Extended About Me (part 3 of 5)
Part 1: http://claudelaine26.blogspot.com/2016/04/extended-about-me-part-15.html
Part 2: http://claudelaine26.blogspot.com/2016/04/extended-about-me-part-2-of-5.html
Part 2: http://claudelaine26.blogspot.com/2016/04/extended-about-me-part-2-of-5.html
By the time I reached high school, I felt pretty at ease with myself. I had gotten into a competitive all-girls Catholic high school and knew that I was on my way to achieving all of my goals. Again, I found myself in a small, nurturing environment, and without boys (who were more an enigma than a distraction to me) I could focus on becoming my best self. Enjoying photography and scrapbooking, I joined the yearbook committee, one of only two freshman interested. The other freshman ended up becoming one of my closest friends even though we only had French class together that year. During the first semester of French I, however, our teacher got into the habit of mixing up our chosen French class names—I was “Claudine” and she was “Jeanne-Marie”. Very soon he taught us another French word, jumelle, or “twin”, and all of a sudden, not only did I have a sister, but a twin. True, we are both medium height Filipina girls with dark hair and interests in yearbook, but besides that we had very different personalities. It was also perhaps my first experience being identified as Filipina as opposed to being identified as the smart girl. More relevant at the time was the undeniable change in how I built relationships with the girls that would ultimately become and still are my best friends. Not simply did I see them as friends, but as family, my sisters. Even when graduation threatened to split us all up, something between destiny and luck split the six of us into three pairs, one pair each going to the same university.

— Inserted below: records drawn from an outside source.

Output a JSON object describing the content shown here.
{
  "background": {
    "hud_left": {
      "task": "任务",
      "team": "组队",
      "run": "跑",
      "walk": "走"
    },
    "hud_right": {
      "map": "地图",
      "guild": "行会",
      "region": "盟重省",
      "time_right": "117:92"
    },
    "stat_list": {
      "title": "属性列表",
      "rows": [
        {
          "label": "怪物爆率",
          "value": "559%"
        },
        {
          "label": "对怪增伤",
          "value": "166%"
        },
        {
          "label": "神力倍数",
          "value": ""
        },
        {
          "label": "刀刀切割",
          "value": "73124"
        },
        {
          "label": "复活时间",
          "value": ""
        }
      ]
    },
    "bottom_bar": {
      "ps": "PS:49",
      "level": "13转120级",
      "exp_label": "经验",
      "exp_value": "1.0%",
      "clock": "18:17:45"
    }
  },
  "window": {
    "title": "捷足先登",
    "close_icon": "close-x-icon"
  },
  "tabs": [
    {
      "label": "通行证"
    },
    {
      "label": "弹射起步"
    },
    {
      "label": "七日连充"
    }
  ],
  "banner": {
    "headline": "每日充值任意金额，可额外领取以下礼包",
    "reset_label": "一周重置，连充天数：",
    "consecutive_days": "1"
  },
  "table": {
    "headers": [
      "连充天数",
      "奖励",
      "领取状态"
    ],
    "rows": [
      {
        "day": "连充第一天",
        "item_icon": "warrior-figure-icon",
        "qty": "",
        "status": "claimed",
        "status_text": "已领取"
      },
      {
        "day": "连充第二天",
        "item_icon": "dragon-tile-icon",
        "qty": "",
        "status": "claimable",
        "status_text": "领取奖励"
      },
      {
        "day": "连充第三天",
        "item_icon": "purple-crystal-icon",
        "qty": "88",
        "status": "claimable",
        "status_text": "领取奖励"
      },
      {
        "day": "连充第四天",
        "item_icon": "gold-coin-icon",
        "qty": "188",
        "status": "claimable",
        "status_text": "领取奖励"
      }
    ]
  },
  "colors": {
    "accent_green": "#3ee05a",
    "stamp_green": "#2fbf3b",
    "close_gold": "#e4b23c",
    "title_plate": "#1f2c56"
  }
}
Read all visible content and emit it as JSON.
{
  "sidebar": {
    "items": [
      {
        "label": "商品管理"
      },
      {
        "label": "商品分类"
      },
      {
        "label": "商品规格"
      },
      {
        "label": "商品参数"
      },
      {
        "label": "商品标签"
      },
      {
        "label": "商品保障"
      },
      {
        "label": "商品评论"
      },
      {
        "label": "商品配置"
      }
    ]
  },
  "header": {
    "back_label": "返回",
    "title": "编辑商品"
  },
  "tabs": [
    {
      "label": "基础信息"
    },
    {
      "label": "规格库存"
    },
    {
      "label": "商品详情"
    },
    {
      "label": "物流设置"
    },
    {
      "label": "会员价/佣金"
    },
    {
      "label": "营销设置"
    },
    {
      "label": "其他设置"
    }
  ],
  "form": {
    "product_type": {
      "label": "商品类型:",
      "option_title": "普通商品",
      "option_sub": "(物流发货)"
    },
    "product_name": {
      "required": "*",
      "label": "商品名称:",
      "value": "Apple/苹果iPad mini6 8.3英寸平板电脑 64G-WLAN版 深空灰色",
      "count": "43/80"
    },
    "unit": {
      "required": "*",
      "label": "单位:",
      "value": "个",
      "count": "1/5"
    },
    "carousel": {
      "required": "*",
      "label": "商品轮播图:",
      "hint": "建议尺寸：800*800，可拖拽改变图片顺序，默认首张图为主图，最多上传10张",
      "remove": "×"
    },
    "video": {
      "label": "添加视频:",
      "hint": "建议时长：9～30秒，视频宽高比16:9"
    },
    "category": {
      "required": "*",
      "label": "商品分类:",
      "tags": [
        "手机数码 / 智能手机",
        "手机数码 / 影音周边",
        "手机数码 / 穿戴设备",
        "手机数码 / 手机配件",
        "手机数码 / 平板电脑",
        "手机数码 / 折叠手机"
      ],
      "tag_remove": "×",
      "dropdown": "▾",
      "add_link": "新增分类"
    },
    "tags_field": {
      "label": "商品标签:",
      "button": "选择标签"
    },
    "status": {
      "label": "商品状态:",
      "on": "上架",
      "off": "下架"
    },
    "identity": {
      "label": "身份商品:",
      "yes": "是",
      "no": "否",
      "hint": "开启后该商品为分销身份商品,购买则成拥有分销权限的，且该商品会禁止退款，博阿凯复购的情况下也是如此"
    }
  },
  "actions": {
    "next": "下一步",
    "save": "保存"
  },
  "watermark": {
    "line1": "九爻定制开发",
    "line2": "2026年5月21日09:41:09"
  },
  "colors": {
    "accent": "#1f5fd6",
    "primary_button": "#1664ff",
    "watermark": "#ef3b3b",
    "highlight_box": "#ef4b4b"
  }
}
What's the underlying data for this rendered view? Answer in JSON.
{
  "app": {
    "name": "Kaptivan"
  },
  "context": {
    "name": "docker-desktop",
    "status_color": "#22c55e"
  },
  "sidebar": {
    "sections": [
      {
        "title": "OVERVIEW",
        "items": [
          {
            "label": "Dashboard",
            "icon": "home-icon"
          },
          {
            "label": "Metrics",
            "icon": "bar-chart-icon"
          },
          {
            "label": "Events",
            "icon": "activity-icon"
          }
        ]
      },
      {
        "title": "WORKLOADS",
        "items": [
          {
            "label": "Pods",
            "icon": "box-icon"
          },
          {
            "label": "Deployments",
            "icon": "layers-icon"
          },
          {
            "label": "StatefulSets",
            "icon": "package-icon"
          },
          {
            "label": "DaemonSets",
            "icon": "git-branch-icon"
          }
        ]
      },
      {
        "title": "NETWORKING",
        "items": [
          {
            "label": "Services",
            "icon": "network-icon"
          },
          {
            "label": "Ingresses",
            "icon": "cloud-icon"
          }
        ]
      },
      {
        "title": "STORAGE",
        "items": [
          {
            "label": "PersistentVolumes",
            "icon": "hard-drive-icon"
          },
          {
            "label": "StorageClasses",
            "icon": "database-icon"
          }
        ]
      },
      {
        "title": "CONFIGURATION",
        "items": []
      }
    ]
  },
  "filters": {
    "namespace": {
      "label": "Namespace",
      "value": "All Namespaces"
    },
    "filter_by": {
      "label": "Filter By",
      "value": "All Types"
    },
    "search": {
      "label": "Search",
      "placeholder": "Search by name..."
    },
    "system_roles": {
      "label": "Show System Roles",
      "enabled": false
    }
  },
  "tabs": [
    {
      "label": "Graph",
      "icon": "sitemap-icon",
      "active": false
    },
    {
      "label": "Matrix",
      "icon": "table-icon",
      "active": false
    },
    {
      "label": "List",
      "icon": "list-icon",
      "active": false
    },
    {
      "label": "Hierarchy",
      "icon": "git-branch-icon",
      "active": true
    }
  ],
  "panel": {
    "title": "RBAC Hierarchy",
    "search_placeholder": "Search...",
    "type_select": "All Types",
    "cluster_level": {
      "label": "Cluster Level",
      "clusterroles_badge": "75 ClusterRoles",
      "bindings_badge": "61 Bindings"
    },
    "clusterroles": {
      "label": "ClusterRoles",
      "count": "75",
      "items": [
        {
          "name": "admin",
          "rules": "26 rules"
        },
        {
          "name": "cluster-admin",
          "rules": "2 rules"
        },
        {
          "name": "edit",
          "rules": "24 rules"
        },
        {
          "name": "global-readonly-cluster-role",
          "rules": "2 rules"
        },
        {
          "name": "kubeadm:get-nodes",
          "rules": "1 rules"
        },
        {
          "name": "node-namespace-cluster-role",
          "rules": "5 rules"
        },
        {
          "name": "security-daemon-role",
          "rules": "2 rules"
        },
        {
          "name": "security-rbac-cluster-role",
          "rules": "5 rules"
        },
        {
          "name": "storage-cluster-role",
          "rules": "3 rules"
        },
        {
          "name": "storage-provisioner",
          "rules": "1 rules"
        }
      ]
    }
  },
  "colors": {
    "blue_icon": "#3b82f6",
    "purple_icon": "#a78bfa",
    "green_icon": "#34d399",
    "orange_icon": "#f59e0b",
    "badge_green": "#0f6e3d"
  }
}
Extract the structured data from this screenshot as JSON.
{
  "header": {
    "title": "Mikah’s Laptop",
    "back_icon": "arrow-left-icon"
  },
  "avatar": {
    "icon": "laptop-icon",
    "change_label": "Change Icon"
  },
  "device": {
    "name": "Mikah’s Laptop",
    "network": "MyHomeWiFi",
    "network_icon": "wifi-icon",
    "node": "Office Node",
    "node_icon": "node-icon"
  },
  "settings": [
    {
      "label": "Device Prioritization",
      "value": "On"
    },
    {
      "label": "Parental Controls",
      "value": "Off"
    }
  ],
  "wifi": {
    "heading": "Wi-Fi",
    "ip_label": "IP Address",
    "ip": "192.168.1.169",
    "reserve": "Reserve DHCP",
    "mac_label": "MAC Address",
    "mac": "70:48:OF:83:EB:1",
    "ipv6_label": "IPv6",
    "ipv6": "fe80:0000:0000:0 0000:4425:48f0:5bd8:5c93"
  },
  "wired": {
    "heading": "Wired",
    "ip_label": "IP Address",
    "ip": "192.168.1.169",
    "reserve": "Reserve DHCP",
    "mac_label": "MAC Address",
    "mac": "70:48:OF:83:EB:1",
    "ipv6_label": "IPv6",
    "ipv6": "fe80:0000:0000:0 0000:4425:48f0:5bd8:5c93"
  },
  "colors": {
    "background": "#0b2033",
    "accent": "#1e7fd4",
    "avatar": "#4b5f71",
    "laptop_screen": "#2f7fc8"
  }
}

Even though I didn’t end up getting into Yale, my college counselor was extremely supportive in my decision to pursue college outside of California, and it was through her that I researched Brown and applied there as well. When I was accepted and decided to go, I felt on top of the world—everything I had worked for was paying off, and I was going to live out my dream of studying and living away from home. Like many new college students, once I arrived I faced many unforeseen obstacles. Boys, who were easily avoidable in high school, were suddenly everywhere from my residence floor to my classes. All of my experiences with boys had been awkward and I desperately wanted to avoid the constant uncertainty of how to socialize with the opposite sex. The first week of classes, one of my residence floor mates introduced me to a fellow Filipino student in our chemistry class, but quickly left us after I mentioned that I was going to eat lunch in the dining hall near the dorm. Suddenly I was alone with a boy that I had met less than five minutes earlier, and all I knew about him was that he was Filipino and also taking chemistry. Somehow, perhaps by pretending that I was simply getting to know another girl, I made it through the lunch with relatively little awkwardness, and genuinely enjoyed the almost two-hour conversation that we had. I enjoyed it so much that I invited him upstairs to see my room, which my mom and I had taken great care to decorate and personalize. Little did I know that simply asking, “Do you want to come upstairs and see my room?” to a person of the opposite sex could be interpreted as asking something completely different. Fortunately he later became one of my closest guy friends, was able to determine from my behavior that I actually wanted to show him my room.
After John and I became co-chairs of the Filipino student association the next year, he divulged that the first time we met he actually thought I invited him to my room “to get some action.” This, coupled with other peculiar situations prompted me to take a different approach to “learning how to interact with guys.” For much of the next two years of college, boys were my source of information. Essentially I was doing unofficial research on how boys functioned and how they interacted with girls. I asked them about hair products, clothes, what girls were attractive, how did they know if they liked someone as more than a friend. As a student leader, albeit a very young inexperienced one, I had access to many boy friends and my role as a student leader almost provided a safe mask to hide my vulnerabilities.
Furthermore, working with John compelled me to play yin to his yang—where he was more commanding as a leader by holding members to their responsibilities, I was more obliging and picked up the slack left behind. My leadership responsibilities allowed me to neglect an aspect of my life that had been so important to me—my academic performance. For the first time, I wasn’t failing, but I was floundering. For once, I clearly wasn’t “the smart girl” anymore. I wasn’t enjoying chemistry or physics, and I still liked biology and neuroscience, but what I really found interesting was my Human Development classes in the Education Department. For the first time, there were answers to the question, “How did I become the way I am today?” It was clear that being successful was going to be more complicated than I envisioned.